By way of background, Belgium legalized euthanasia in 2002. Studies indicate that since then the country has slid down the proverbial slippery slope. A 2010 study of reporting procedures in Belgium found that doctors were reporting only 58 per cent of euthanasia deaths. (The study asked doctors anonymously about euthanasia deaths and then compared with the official statistics.) Almost 77 per cent of doctors who didn’t report said they didn’t because they didn’t think what they did was euthanasia.  And while Belgian law says only doctors can end a patient’s life, another 2010 study of nurses’ involvement in assisted suicide found that nurses killed patients without their request, too.  Both show how the practice of euthanasia is difficult to control.
Given this reality, it’s not hard to see how euthanasia will advance in scope, in spite of “safeguards” intended to limit the procedure. The very reason for attempting the lung transplants examined in the 2011 study was to find a new way to deal with the huge waiting lists for organ transplants. In an earlier (2010) paper, pediatrician Dr. Dominic Wilson and Professor of Ethics Julian Savulescu discuss options to increase the number of available organs. For example, they write, “…why should surgeons have to wait until a patient has died as a result of withdrawal of advanced life support or even simple life-prolonging medical treatment? An alternative would be to anaesthetize the patient and remove organs, including the heart and lungs.” 
The 2011 peer reviewed study discusses organ transplants from four people who died by euthanasia. There were only four such transplants in the time studied.  These people were asked about organ donation following their request for euthanasia. Two people had multiple sclerosis, one had a neurological illness, and the other a mental illness.
The authors note that transplants from euthanized patients are better in the respect that organs can be transferred more quickly than from patients who die naturally.  Where euthanasia is accepted practice, and where simultaneously pressures exist to find new donors for waiting patients, this presents a problem.
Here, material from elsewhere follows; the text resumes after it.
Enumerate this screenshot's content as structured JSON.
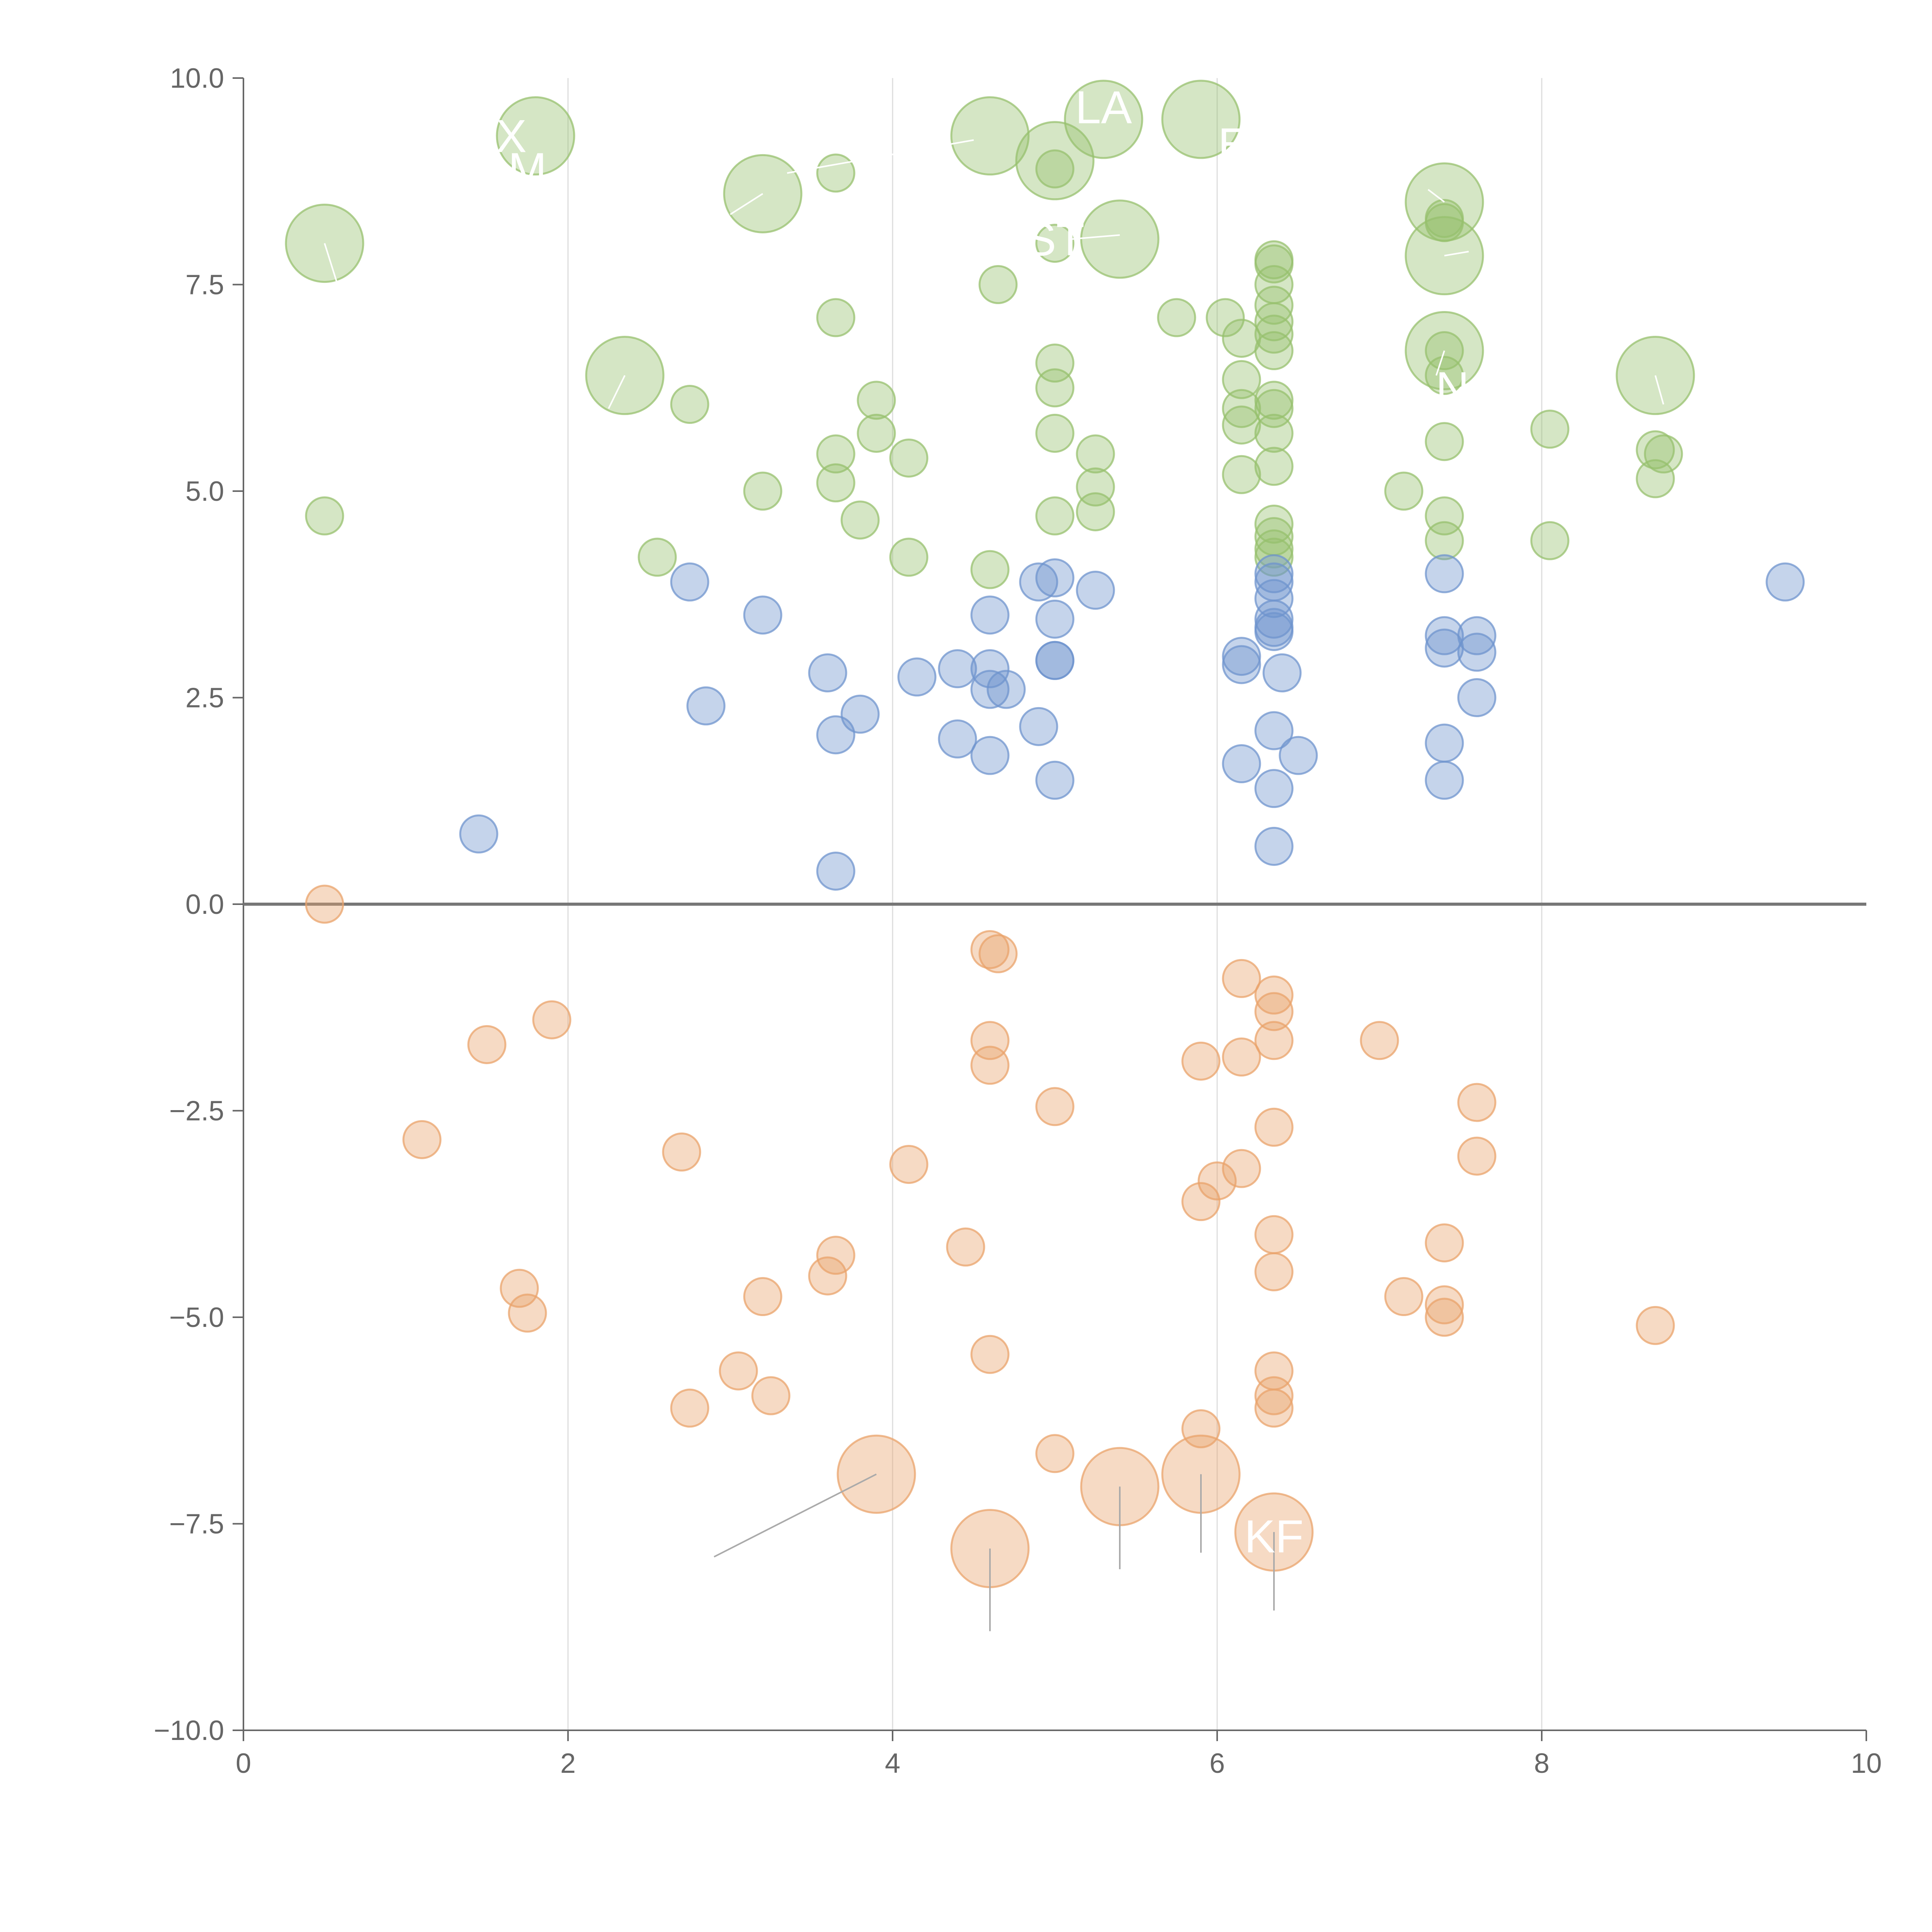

Will doctors respond to the need for new organs by killing patients more readily?
The study also suggests that doctors don’t yet know how the massive amounts of barbiturates used to kill the donor patient affects their organs. State the authors: “on the other hand, a possible toxic effect on human lung tissue of a lethal dose of barbiturates given at the time of euthanasia is not yet known.” 
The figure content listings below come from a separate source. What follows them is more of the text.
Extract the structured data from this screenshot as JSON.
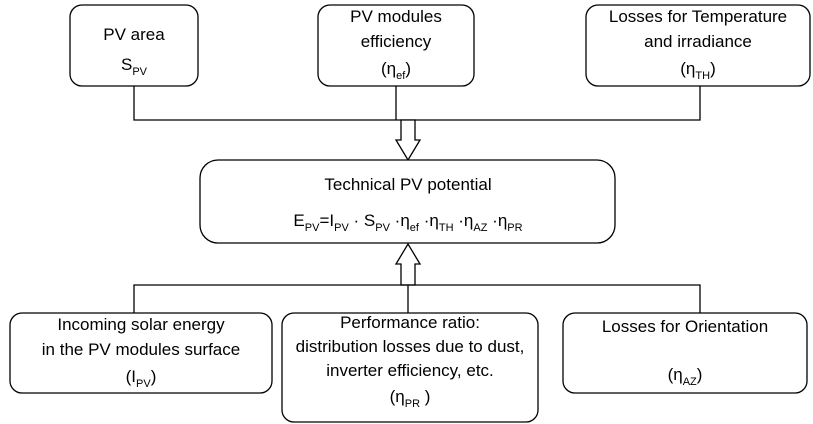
{
  "nodes": [
    {
      "lines": [
        "PV area",
        {
          "base": "S",
          "sub": "PV"
        }
      ]
    },
    {
      "lines": [
        "PV modules",
        "efficiency",
        {
          "before": "(",
          "base": "η",
          "sub": "ef",
          "after": ")"
        }
      ]
    },
    {
      "lines": [
        "Losses for Temperature",
        "and irradiance",
        {
          "before": "(",
          "base": "η",
          "sub": "TH",
          "after": ")"
        }
      ]
    },
    {
      "lines": [
        "Technical PV potential"
      ],
      "formula": [
        {
          "base": "E",
          "sub": "PV"
        },
        "=",
        {
          "base": "I",
          "sub": "PV"
        },
        " · ",
        {
          "base": "S",
          "sub": "PV"
        },
        " ·",
        {
          "base": "η",
          "sub": "ef"
        },
        " ·",
        {
          "base": "η",
          "sub": "TH"
        },
        " ·",
        {
          "base": "η",
          "sub": "AZ"
        },
        " ·",
        {
          "base": "η",
          "sub": "PR"
        }
      ]
    },
    {
      "lines": [
        "Incoming solar energy",
        "in the PV modules surface",
        {
          "before": "(",
          "base": "I",
          "sub": "PV",
          "after": ")"
        }
      ]
    },
    {
      "lines": [
        "Performance ratio:",
        "distribution losses due to dust,",
        "inverter efficiency, etc.",
        {
          "before": "(",
          "base": "η",
          "sub": "PR",
          "after": " )"
        }
      ]
    },
    {
      "lines": [
        "Losses for Orientation",
        {
          "before": "(",
          "base": "η",
          "sub": "AZ",
          "after": ")"
        }
      ]
    }
  ]
}
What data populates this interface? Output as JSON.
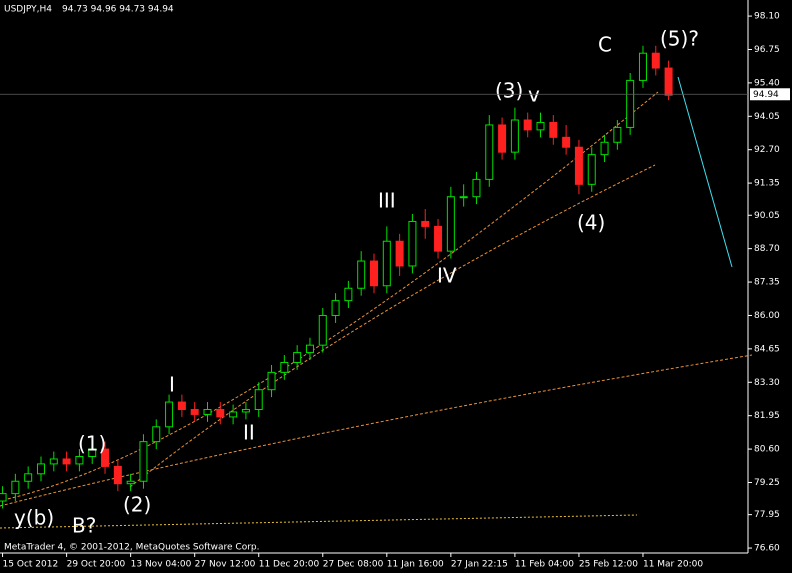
{
  "chart_data": {
    "type": "candlestick",
    "title": "USDJPY,H4",
    "subtitle": "94.73 94.96 94.73 94.94",
    "footer": "MetaTrader 4, © 2001-2012, MetaQuotes Software Corp.",
    "open": [
      78.5,
      78.8,
      79.3,
      79.6,
      80.0,
      80.2,
      80.0,
      80.3,
      80.6,
      79.9,
      79.2,
      79.3,
      80.9,
      81.5,
      82.5,
      82.2,
      82.0,
      82.2,
      81.9,
      82.1,
      82.2,
      83.0,
      83.7,
      84.1,
      84.5,
      84.8,
      86.0,
      86.6,
      87.1,
      88.2,
      87.2,
      89.0,
      88.0,
      89.8,
      89.6,
      88.6,
      90.8,
      90.8,
      91.5,
      93.7,
      92.6,
      93.9,
      93.5,
      93.8,
      93.2,
      92.8,
      91.3,
      92.5,
      93.0,
      93.6,
      95.5,
      96.6,
      96.0
    ],
    "high": [
      79.1,
      79.6,
      79.9,
      80.3,
      80.5,
      80.5,
      80.6,
      80.9,
      80.9,
      80.2,
      79.6,
      81.2,
      81.8,
      82.8,
      82.8,
      82.5,
      82.5,
      82.5,
      82.4,
      82.5,
      83.3,
      84.0,
      84.4,
      84.8,
      85.1,
      86.3,
      86.9,
      87.4,
      88.6,
      88.5,
      89.6,
      89.3,
      90.1,
      90.3,
      89.9,
      91.2,
      91.3,
      91.8,
      94.1,
      94.0,
      94.4,
      94.2,
      94.2,
      94.1,
      93.7,
      93.1,
      92.8,
      93.3,
      93.9,
      95.8,
      96.9,
      96.9,
      96.3
    ],
    "low": [
      78.2,
      78.5,
      79.0,
      79.3,
      79.7,
      79.7,
      79.7,
      80.0,
      79.6,
      78.9,
      78.9,
      79.0,
      80.6,
      81.2,
      81.9,
      81.7,
      81.7,
      81.6,
      81.6,
      81.8,
      81.9,
      82.7,
      83.4,
      83.8,
      84.2,
      84.5,
      85.7,
      86.3,
      86.8,
      86.9,
      86.9,
      87.6,
      87.7,
      89.1,
      88.3,
      88.3,
      90.4,
      90.5,
      91.2,
      92.3,
      92.3,
      93.2,
      93.2,
      92.9,
      92.5,
      90.9,
      91.0,
      92.2,
      92.7,
      93.3,
      95.2,
      95.7,
      94.7
    ],
    "close": [
      78.8,
      79.3,
      79.6,
      80.0,
      80.2,
      80.0,
      80.3,
      80.6,
      79.9,
      79.2,
      79.3,
      80.9,
      81.5,
      82.5,
      82.2,
      82.0,
      82.2,
      81.9,
      82.1,
      82.2,
      83.0,
      83.7,
      84.1,
      84.5,
      84.8,
      86.0,
      86.6,
      87.1,
      88.2,
      87.2,
      89.0,
      88.0,
      89.8,
      89.6,
      88.6,
      90.8,
      90.8,
      91.5,
      93.7,
      92.6,
      93.9,
      93.5,
      93.8,
      93.2,
      92.8,
      91.3,
      92.5,
      93.0,
      93.6,
      95.5,
      96.6,
      96.0,
      94.9
    ],
    "up_color": "#00e000",
    "down_color": "#ff2020",
    "current_price": 94.94,
    "xlim": [
      -0.2,
      58.2
    ],
    "xticks": [
      {
        "value": 0,
        "label": "15 Oct 2012"
      },
      {
        "value": 5,
        "label": "29 Oct 20:00"
      },
      {
        "value": 10,
        "label": "13 Nov 04:00"
      },
      {
        "value": 15,
        "label": "27 Nov 12:00"
      },
      {
        "value": 20,
        "label": "11 Dec 20:00"
      },
      {
        "value": 25,
        "label": "27 Dec 08:00"
      },
      {
        "value": 30,
        "label": "11 Jan 16:00"
      },
      {
        "value": 35,
        "label": "27 Jan 22:15"
      },
      {
        "value": 40,
        "label": "11 Feb 04:00"
      },
      {
        "value": 45,
        "label": "25 Feb 12:00"
      },
      {
        "value": 50,
        "label": "11 Mar 20:00"
      }
    ],
    "ylim": [
      76.4,
      98.75
    ],
    "yticks": [
      {
        "value": 98.1,
        "label": "98.10"
      },
      96.75,
      {
        "value": 95.4,
        "label": "95.40"
      },
      94.05,
      {
        "value": 92.7,
        "label": "92.70"
      },
      91.35,
      90.05,
      {
        "value": 88.7,
        "label": "88.70"
      },
      87.35,
      {
        "value": 86,
        "label": "86.00"
      },
      84.65,
      {
        "value": 83.3,
        "label": "83.30"
      },
      81.95,
      {
        "value": 80.6,
        "label": "80.60"
      },
      79.25,
      77.95,
      {
        "value": 76.6,
        "label": "76.60"
      }
    ],
    "annotations": [
      {
        "text": "(1)",
        "color": "#22dd22"
      },
      {
        "text": "(2)",
        "color": "#22dd22"
      },
      {
        "text": "(3)",
        "color": "#22dd22"
      },
      {
        "text": "v",
        "color": "#3aa8f0"
      },
      {
        "text": "(4)",
        "color": "#22dd22"
      },
      {
        "text": "(5)?",
        "color": "#22dd22"
      },
      {
        "text": "C",
        "color": "#ff4a14"
      },
      {
        "text": "I",
        "color": "#3aa8f0"
      },
      {
        "text": "II",
        "color": "#3aa8f0"
      },
      {
        "text": "III",
        "color": "#3aa8f0"
      },
      {
        "text": "IV",
        "color": "#3aa8f0"
      },
      {
        "text": "y(b)",
        "color": "#3aa8f0"
      },
      {
        "text": "B?",
        "color": "#ff4a14"
      }
    ]
  }
}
To be fair, the authors of this report note, again, that these four patients were asked about organ donation only after they had requested and been approved for euthanasia. However, given that nurses, not doctors, have killed, which is against the law, the question remains whether other aspects of regulation won’t easily be breached.
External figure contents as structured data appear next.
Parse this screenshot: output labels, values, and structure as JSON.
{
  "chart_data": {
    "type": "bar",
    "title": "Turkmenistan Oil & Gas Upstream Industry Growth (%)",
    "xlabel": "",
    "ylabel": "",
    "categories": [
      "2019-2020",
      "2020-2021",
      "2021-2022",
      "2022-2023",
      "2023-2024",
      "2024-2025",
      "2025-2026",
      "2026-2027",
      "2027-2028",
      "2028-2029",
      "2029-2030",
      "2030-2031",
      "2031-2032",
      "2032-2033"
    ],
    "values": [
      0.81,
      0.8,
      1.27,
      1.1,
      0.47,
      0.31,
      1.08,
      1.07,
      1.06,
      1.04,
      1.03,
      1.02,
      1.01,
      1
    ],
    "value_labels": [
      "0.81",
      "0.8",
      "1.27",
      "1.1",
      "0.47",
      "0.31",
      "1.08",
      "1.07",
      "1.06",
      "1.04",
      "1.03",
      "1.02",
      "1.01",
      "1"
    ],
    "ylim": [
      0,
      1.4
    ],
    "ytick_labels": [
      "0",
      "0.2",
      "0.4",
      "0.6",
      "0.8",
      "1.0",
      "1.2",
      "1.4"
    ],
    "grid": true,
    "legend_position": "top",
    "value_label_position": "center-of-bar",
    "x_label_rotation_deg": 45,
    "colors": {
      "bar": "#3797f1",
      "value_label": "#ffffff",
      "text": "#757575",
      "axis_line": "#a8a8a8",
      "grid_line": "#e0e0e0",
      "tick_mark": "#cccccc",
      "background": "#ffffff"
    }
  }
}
Belgium is a country to watch. It has crossed another frontier in taking organs from euthanized patients. What was once taboo is now accepted practice. When tens of thousands of people are waiting for organs, what’s to stop doctors from encouraging people to die so they can save other lives with their organs? Once organs become more valuable than the sick body housing them, there’s not much left to stop euthanasia from becoming an accepted way to enlarge the pool of organs available for donation.